After Human Interest sent cease-and-desist letters in early March, it says, Eirik Sterri texted his brothers with an update. He’d spoken with Andrew Conley, Guideline’s Senior Vice President of Sales. The message: “Andrew is great. Also everyone has your backs for real. Everyone has expressed how fired up they are about the situation. It will blow over and all of us will be so fired up.”
Then came what Human Interest characterizes as extortion. Guideline had agreed to be acquired by Gusto, the $9.3 billion payroll giant, for what TechCrunch reported earlier this month to be a $600 million deal. As part of the transaction, Guideline planned to divest certain assets and accounts associated with rival payroll companies. When Human Interest inquired about purchasing some of those assets, Guideline’s CFO allegedly delivered an ultimatum: drop the lawsuit, or the deal is off.
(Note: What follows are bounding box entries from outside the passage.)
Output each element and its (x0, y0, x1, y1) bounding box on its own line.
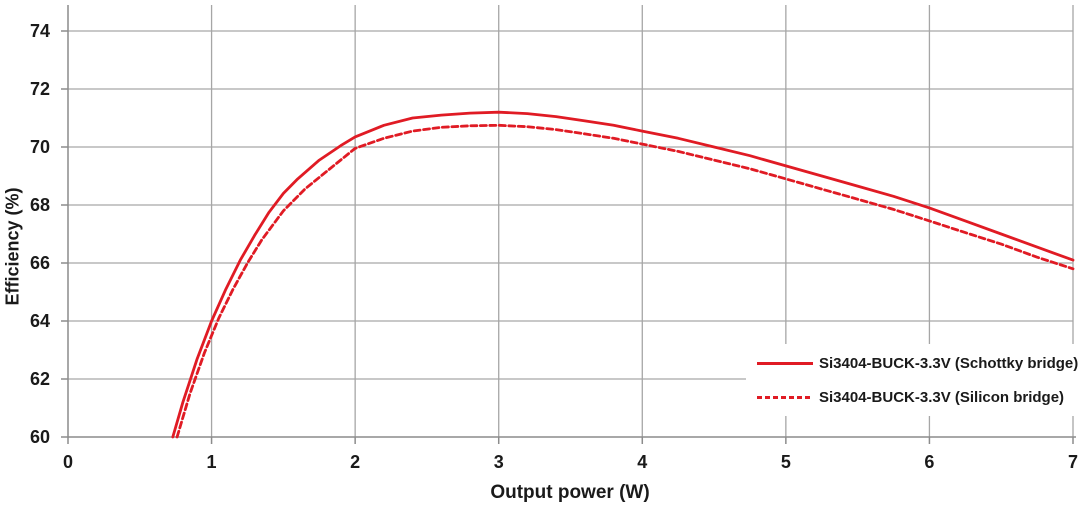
x-tick-label-5: 5 (780, 452, 791, 472)
x-tick-label-2: 2 (350, 452, 361, 472)
x-tick-label-3: 3 (493, 452, 504, 472)
x-tick-label-4: 4 (637, 452, 648, 472)
y-tick-label-68: 68 (29, 195, 50, 215)
x-tick-label-0: 0 (62, 452, 73, 472)
legend: Si3404-BUCK-3.3V (Schottky bridge) Si340… (746, 344, 1080, 416)
y-tick-label-64: 64 (29, 311, 50, 331)
dashed-line-swatch (757, 395, 813, 399)
y-tick-label-70: 70 (29, 137, 50, 157)
legend-label-silicon: Si3404-BUCK-3.3V (Silicon bridge) (819, 388, 1065, 406)
y-axis-title: Efficiency (%) (2, 187, 23, 306)
series-line-silicon (175, 123, 1075, 439)
x-tick-label-1: 1 (206, 452, 217, 472)
solid-line-swatch (757, 361, 813, 365)
legend-entry-silicon: Si3404-BUCK-3.3V (Silicon bridge) (746, 382, 1080, 412)
x-tick-label-6: 6 (924, 452, 935, 472)
series-line-schottky (171, 110, 1075, 439)
x-tick-label-7: 7 (1067, 452, 1078, 472)
y-tick-label-72: 72 (29, 79, 50, 99)
legend-label-schottky: Si3404-BUCK-3.3V (Schottky bridge) (819, 354, 1079, 372)
y-tick-label-66: 66 (29, 253, 50, 273)
y-tick-label-74: 74 (29, 21, 50, 41)
legend-entry-schottky: Si3404-BUCK-3.3V (Schottky bridge) (746, 348, 1080, 378)
x-axis-title: Output power (W) (490, 482, 650, 503)
y-tick-label-62: 62 (29, 369, 50, 389)
y-tick-label-60: 60 (29, 427, 50, 447)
TechCrunch’s Marina Temkin reported that Gusto was looking to sell off Guideline’s accounts associated with rival payroll companies, per several sources, but Gusto declined to comment on those divestment plans at the time.
TechCrunch reached out to Gusto again earlier today. The biggest question, of course, is whether it plans to go through with its Guideline acquisition. The company has not yet commented.
Naturally, much is being made in the startup ecosystem about the HR software space becoming a theater of corporate warfare, with Rippling and Deel battling over allegations that include planted spies, and RICO violations, among other things.
Absurd as it sounds, this is serious business for Rippling and Deel, and the stakes are high, if not higher, for Human Interest, for the three Sterri brothers, and for Guidelines and its executive team, among others.
Human Interest has raised over $700 million at a $1.4 billion valuation from investors including SoftBank, Baillie Gifford, and TPG. Guideline raised $340 million, hitting a $1.2 billion valuation in 2021 with backing from General Atlantic and Felicis.